問題は何も解決してない。結局イルミからはセフレに戻ろうとしか言われてないし。むしろセフレからストーカーに悪化しそうになっている。そのことにウンザリしているはずのに、なぜか妙に清々しい気分だった。
(ほんとうに、馬鹿みたい)
散々イルミに振り回されて、もうこりごりだと思ったのに、それでも嫌いになれなかった。どうせ嫌いになれないのだから、腹をくくってとことん付き合ってやろう。そう思うと何だか吹っ切れた。

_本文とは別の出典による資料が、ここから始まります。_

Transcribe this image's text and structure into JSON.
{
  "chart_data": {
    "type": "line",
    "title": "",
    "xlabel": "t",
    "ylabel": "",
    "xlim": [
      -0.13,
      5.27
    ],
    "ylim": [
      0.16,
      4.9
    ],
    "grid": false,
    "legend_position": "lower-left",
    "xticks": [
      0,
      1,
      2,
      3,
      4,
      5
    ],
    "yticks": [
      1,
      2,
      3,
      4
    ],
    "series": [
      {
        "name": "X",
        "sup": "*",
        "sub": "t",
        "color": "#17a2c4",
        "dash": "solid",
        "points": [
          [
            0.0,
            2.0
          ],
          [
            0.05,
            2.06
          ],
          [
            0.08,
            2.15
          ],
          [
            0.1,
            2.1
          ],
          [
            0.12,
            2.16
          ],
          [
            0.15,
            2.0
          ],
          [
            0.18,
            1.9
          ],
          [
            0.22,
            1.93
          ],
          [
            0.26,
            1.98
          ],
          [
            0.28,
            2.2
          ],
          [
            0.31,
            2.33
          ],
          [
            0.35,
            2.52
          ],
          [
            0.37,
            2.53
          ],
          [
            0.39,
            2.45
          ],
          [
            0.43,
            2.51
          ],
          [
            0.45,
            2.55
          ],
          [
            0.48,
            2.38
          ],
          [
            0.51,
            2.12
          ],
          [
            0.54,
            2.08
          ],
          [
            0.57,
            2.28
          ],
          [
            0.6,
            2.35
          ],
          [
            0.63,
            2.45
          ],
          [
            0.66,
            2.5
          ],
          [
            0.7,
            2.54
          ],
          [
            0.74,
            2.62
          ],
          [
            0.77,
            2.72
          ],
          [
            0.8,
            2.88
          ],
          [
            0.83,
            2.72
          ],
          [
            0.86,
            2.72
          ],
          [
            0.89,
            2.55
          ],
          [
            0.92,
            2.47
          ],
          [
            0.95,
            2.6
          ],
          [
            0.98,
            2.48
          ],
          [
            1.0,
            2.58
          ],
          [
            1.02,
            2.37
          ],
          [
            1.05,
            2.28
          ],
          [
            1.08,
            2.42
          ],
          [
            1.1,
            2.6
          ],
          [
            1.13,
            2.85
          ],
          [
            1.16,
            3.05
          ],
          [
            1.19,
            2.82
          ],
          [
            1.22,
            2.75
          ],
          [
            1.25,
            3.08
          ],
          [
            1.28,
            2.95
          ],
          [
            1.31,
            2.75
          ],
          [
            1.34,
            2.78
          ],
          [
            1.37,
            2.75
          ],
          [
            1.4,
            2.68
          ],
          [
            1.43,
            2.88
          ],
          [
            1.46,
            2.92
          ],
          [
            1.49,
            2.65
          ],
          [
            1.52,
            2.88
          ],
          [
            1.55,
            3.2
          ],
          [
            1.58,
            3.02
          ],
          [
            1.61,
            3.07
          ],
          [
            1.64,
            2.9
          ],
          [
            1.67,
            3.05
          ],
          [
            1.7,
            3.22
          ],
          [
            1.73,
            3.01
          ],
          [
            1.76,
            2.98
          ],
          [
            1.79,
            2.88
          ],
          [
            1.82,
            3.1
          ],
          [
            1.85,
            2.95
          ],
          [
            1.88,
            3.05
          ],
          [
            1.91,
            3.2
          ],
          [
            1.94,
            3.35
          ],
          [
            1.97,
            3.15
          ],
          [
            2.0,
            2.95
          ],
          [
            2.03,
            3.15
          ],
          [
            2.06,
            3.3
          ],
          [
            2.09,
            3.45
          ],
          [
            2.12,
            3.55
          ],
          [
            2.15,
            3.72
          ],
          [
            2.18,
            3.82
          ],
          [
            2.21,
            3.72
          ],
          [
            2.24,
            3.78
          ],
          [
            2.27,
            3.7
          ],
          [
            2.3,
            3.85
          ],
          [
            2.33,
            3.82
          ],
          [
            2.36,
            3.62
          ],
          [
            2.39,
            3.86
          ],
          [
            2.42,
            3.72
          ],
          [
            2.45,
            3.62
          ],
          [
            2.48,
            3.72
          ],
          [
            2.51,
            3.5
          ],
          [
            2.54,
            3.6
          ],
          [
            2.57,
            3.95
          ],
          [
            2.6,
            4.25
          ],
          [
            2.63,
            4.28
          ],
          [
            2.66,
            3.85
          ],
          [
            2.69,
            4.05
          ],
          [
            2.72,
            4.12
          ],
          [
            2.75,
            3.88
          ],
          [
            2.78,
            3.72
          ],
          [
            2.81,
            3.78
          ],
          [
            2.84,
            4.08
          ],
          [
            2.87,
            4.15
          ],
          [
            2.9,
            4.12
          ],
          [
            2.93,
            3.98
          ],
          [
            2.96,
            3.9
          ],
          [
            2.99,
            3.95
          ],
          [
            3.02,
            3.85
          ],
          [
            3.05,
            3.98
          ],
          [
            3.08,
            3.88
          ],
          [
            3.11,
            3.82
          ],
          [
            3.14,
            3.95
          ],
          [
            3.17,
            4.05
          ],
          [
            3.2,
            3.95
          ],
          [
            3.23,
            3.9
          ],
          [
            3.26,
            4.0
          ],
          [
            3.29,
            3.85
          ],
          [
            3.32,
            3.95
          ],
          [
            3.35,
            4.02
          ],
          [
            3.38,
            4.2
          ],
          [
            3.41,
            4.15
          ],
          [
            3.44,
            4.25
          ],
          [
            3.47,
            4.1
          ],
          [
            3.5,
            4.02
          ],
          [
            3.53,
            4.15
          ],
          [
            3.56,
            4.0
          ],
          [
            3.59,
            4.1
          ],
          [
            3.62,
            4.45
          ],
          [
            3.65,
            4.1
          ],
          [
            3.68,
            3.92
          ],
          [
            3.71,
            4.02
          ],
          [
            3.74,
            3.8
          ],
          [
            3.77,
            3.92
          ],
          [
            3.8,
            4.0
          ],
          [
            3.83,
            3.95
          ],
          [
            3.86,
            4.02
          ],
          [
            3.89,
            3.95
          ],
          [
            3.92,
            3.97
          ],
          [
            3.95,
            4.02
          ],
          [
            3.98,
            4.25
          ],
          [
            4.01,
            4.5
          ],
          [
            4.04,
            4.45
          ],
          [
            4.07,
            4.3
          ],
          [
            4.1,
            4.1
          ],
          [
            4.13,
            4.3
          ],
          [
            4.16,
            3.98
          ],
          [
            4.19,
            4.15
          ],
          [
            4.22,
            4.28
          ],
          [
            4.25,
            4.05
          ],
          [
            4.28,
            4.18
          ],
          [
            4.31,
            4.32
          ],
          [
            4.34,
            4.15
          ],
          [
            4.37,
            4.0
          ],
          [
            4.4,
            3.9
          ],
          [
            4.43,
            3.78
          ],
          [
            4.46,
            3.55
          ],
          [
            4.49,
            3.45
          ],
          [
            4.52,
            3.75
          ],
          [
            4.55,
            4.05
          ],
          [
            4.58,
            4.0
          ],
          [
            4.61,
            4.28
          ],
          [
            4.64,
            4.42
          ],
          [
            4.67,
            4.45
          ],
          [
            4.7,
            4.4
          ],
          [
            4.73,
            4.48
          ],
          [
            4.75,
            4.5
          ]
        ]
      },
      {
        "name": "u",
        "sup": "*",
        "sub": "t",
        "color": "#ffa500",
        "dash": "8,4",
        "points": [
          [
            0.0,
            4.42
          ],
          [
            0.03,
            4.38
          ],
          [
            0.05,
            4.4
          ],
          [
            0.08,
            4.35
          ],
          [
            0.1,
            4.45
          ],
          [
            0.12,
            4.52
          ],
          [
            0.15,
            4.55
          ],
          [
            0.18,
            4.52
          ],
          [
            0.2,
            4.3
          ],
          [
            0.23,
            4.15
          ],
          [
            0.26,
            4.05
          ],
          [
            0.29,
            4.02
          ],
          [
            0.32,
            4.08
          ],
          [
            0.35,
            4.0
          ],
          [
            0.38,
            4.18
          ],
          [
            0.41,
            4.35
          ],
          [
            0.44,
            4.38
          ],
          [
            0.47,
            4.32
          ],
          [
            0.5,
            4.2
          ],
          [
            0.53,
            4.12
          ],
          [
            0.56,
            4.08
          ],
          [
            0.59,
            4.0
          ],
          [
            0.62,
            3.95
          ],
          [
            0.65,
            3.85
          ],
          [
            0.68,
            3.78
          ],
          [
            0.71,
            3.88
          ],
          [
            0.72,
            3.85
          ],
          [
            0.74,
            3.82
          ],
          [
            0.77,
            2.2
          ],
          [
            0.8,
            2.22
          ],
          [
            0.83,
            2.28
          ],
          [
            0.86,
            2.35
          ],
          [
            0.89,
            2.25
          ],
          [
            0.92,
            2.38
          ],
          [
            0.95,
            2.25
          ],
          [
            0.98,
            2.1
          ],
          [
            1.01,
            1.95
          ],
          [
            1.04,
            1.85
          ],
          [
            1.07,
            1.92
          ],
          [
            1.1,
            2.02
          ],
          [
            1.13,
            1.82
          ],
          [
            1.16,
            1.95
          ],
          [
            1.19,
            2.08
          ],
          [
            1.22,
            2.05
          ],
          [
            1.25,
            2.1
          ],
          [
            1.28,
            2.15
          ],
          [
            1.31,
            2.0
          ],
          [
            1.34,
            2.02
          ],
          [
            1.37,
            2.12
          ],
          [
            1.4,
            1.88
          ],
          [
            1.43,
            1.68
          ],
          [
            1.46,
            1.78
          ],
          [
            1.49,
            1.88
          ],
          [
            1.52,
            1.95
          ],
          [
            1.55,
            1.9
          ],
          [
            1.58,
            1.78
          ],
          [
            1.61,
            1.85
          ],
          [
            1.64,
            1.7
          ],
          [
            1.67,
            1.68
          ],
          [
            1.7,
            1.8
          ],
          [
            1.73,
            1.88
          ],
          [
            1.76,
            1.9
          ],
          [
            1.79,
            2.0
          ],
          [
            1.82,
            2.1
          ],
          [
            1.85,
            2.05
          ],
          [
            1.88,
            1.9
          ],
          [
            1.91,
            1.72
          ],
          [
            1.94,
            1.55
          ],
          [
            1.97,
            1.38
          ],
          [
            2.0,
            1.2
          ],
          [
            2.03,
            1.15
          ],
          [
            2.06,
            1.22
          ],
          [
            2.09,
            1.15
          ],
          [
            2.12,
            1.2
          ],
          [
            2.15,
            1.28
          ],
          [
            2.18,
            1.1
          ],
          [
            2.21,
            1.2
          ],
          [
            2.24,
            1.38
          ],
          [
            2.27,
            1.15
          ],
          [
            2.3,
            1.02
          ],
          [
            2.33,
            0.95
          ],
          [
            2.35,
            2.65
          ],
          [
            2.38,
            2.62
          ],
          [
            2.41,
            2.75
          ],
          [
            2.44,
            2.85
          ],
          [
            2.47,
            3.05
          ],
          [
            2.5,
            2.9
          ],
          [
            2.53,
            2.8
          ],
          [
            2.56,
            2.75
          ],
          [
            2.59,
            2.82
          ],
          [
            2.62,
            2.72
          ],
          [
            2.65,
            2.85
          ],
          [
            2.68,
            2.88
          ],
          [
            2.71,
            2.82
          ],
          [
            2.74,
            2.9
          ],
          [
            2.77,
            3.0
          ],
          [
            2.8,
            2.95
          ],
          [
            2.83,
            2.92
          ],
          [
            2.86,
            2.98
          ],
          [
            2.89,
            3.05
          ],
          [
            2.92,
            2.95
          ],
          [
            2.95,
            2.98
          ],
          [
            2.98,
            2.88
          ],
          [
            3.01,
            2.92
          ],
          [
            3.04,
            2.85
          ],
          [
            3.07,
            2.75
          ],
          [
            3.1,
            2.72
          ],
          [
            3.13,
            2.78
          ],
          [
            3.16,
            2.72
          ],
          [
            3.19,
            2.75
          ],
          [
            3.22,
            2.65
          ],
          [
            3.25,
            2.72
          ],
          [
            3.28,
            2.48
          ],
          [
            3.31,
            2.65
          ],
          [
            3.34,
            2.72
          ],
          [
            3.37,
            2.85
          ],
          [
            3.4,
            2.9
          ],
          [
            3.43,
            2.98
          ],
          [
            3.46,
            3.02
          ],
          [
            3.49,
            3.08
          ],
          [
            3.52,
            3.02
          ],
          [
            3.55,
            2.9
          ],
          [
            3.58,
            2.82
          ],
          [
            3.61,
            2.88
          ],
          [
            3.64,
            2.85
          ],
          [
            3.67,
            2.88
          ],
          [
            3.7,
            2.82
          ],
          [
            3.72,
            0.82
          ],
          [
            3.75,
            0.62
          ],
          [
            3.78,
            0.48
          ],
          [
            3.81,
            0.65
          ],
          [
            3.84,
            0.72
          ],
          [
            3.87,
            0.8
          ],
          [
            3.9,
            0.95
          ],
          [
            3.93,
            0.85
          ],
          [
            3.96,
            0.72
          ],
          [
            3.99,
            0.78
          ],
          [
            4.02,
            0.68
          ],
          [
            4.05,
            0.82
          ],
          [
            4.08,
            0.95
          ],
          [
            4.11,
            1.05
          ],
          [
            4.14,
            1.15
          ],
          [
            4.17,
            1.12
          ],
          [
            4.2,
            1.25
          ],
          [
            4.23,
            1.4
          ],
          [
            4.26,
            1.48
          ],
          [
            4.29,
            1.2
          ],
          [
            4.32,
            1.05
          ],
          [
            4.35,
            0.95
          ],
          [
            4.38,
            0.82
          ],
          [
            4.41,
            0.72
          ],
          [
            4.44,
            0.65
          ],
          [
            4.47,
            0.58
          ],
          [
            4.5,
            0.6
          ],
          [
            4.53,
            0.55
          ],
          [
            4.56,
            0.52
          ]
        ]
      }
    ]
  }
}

すぅ、と大きく深呼吸をして、真っ直ぐにイルミの目を見た。
「セフレ以外なら考えてもいいよ。死にたくないから恋人はナシで。愛人もストーカーも却下」
わたしの提案にイルミは首を傾げた。
「難しいこと言うねお前。他に何があるの?」
「うーん、友達とか?」
「暗殺者に友達は必要ないよ」
「……だったらセフレも必要ないでしょ」
相変わらずな返答に脱力する。やっぱりイルミはイルミだ。この難解な男と一緒にいる以上、困難は尽きないだろう。だけど、前みたいな不安はなかった。イルミにとってわたしはどうでもいい存在なんかじゃないって分かったから。
これからわたしたちがどうなっていくのか想像もつかないけど、まあいいかと思い始めていた。イルミと一緒ならなんだっていいやって思えるくらい、わたしはこの男が好きなんだ。悔しいから絶対に言ってやらないけど。
考え込むように腕を組んでカタカタ鳴らしているイルミを見ながら、わたしは小さく笑った。